Boreccy radni, po interwencji burmistrza, wprowadzili obostrzenia w zasadach korzystania z Punktu Selektywnej Zbiórki Odpadów Komunalnych ( PSZOK-u). - Uznałem, że to jest niemożliwe, aby z gminy Borek Wlkp. co tydzień pochodziła taka ogromna ilość śmieci. Jest mnóstwo opon, lodówek, telewizorów, pralek i tym podobnych. (...) W moim przekonaniu tutaj prowadzi się jakiś interes - wyjaśniał burmistrz Marek Rożek.

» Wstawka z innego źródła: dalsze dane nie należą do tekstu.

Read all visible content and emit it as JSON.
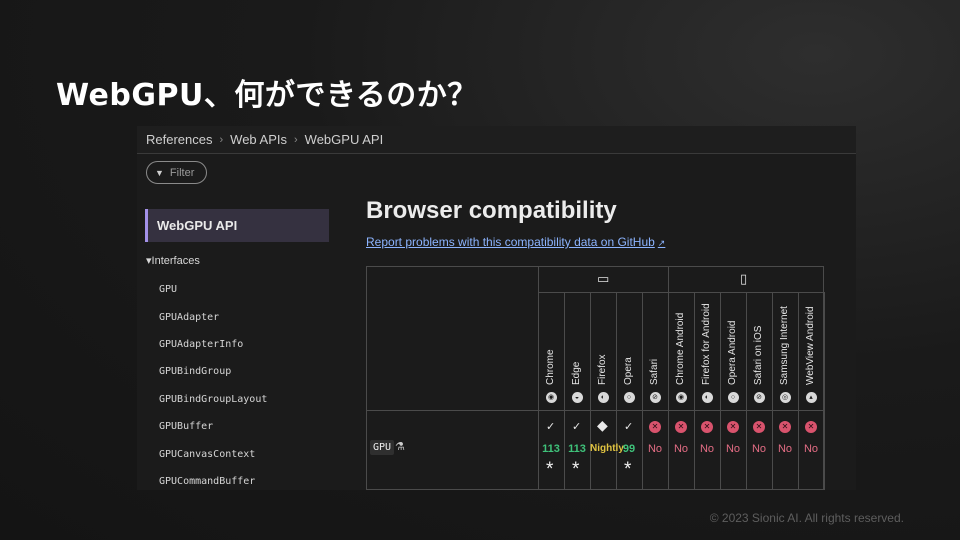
{
  "slide": {
    "title": "WebGPU、何ができるのか？",
    "footer": "© 2023 Sionic AI. All rights reserved."
  },
  "breadcrumb": [
    "References",
    "Web APIs",
    "WebGPU API"
  ],
  "breadcrumb_separator": "›",
  "filter": {
    "label": "Filter",
    "icon": "filter-funnel-icon"
  },
  "sidebar": {
    "active_item": "WebGPU API",
    "group_label": "▾Interfaces",
    "items": [
      "GPU",
      "GPUAdapter",
      "GPUAdapterInfo",
      "GPUBindGroup",
      "GPUBindGroupLayout",
      "GPUBuffer",
      "GPUCanvasContext",
      "GPUCommandBuffer"
    ]
  },
  "content": {
    "heading": "Browser compatibility",
    "report_link": "Report problems with this compatibility data on GitHub"
  },
  "compat_table": {
    "groups": [
      {
        "name": "desktop",
        "icon": "desktop-monitor-icon"
      },
      {
        "name": "mobile",
        "icon": "mobile-phone-icon"
      }
    ],
    "browsers": [
      {
        "name": "Chrome",
        "group": "desktop",
        "icon": "chrome-icon",
        "glyph": "◉",
        "support": "yes",
        "version": "113",
        "note": "*"
      },
      {
        "name": "Edge",
        "group": "desktop",
        "icon": "edge-icon",
        "glyph": "◒",
        "support": "yes",
        "version": "113",
        "note": "*"
      },
      {
        "name": "Firefox",
        "group": "desktop",
        "icon": "firefox-icon",
        "glyph": "◐",
        "support": "preview",
        "version": "Nightly",
        "note": ""
      },
      {
        "name": "Opera",
        "group": "desktop",
        "icon": "opera-icon",
        "glyph": "○",
        "support": "yes",
        "version": "99",
        "note": "*"
      },
      {
        "name": "Safari",
        "group": "desktop",
        "icon": "safari-icon",
        "glyph": "⊘",
        "support": "no",
        "version": "No",
        "note": ""
      },
      {
        "name": "Chrome Android",
        "group": "mobile",
        "icon": "chrome-icon",
        "glyph": "◉",
        "support": "no",
        "version": "No",
        "note": ""
      },
      {
        "name": "Firefox for Android",
        "group": "mobile",
        "icon": "firefox-icon",
        "glyph": "◐",
        "support": "no",
        "version": "No",
        "note": ""
      },
      {
        "name": "Opera Android",
        "group": "mobile",
        "icon": "opera-icon",
        "glyph": "○",
        "support": "no",
        "version": "No",
        "note": ""
      },
      {
        "name": "Safari on iOS",
        "group": "mobile",
        "icon": "safari-icon",
        "glyph": "⊘",
        "support": "no",
        "version": "No",
        "note": ""
      },
      {
        "name": "Samsung Internet",
        "group": "mobile",
        "icon": "samsung-internet-icon",
        "glyph": "◎",
        "support": "no",
        "version": "No",
        "note": ""
      },
      {
        "name": "WebView Android",
        "group": "mobile",
        "icon": "android-icon",
        "glyph": "▴",
        "support": "no",
        "version": "No",
        "note": ""
      }
    ],
    "row_feature": "GPU",
    "row_feature_icon": "experimental-flask-icon",
    "colors": {
      "yes": "#3fc27a",
      "preview": "#e0c341",
      "no": "#d9536d",
      "no_text": "#e46d85"
    }
  }
}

Ograniczenia dotyczą dwóch rodzajów odpadów: opon i sprzętu RTV-AGD.
Burmistrz Borku przyznał, że od pewnego czasu otrzymuje sygnały, iż gminny PSZOK co tydzień jest bardzo zawalony, odpady nie są wywiezione i postanowił się temu przyjrzeć - Dwie lub trzy wizyty sobie tam zrobiłem i mam swoje przekonania - tłumaczył Marek Rożek podczas wspólnego posiedzenia komisji rady miejskiej.
Okazało się, że do PSZOK-u w Borku trafia ogromna ilość sprzętu RTV-AGD: pralki, lodówki, telewizory - ale urządzenia są niekompletne. Nie mają silników, agregatów. Burmistrz podejrzewa, że ktoś dla własnych korzyści wyciąga części, które nadają się do powtórnego użycia, sprzedania, a resztą odpadów zagraca punkt zbiórki w Borku. - I nie wierzę, że mieszkańcy non stop wymieniają lodówki, pralki w takiej ilości, że prawie co tydzień z punktu trzeba odpady wywozić, bo mamy pełen kontener. W moim przekonaniu tutaj prowadzi się jakiś interes - powiedział. Przypomniał, że za zagospodarowanie zużytych, ale niekompletnych urządzeń, pozostawionych na składowisku, społeczność gminy ponosi dodatkowe koszty.
- Sprzęt z punktu w Borku jest wywożony na RIPOK do Jarocina, dalej do utylizacji. Transport kosztuje, tam też trzeba zapłacić, aby to przyjęli. A za odstawienie kompletnej pralki czy lodówki gmina nie płaci. Zatem wszyscy podatnicy opłacają odstawienie tych niekompletnych urządzeń do Jarocina - mówił Marek Rożek.
Aby zmienić te zwyczaje, zgodnie z prawem, sam wprowadził zmiany w regulaminie PSZOK-u. Nie będą przyjmowane niekompletne zużyte urządzenia. Poprosił też obsługującego PSZOK o przygotowanie listy wszystkich osób, jakie odstawiają tego typu sprzęt.
Innym rodzajem odpadów, które w nadmiernej ilości odstawia się na borecki PSZOK są opony. Marek Rożek - biorąc pod uwagę ilość mieszkańców gminy, ilość samochodów, które posiadają - zauważył, że „ich zużycie jest niesamowite”. - To się nie działo dotychczas. Od niedawna ten proces trwa. Uznałem, że należy się za to wziąć - powiedział. W kwestii wprowadzenia limitów w odstawianiu opon na składowisko burmistrz musiał zwrócić się do rady miejskiej, aby podjęła odpowiednią uchwałę. Ograniczono ilość zużytych opon, pozostawianych na PSZOK-u maksymalnie do 6 sztuk na gospodarstwo domowe, w roku kalendarzowym. Przy czym obostrzenie dotyczy opon z samochodów osobowych o całkowitej masie do 3,5 tony. Nie mogą pochodzić z pojazdów, które są wykorzystywane do prowadzenia działalności gospodarczej. Z kolei w nieograniczonej ilości na składowisko mogą trafiać opony pochodzące z rowerów, wózków, motorowerów i motocykli.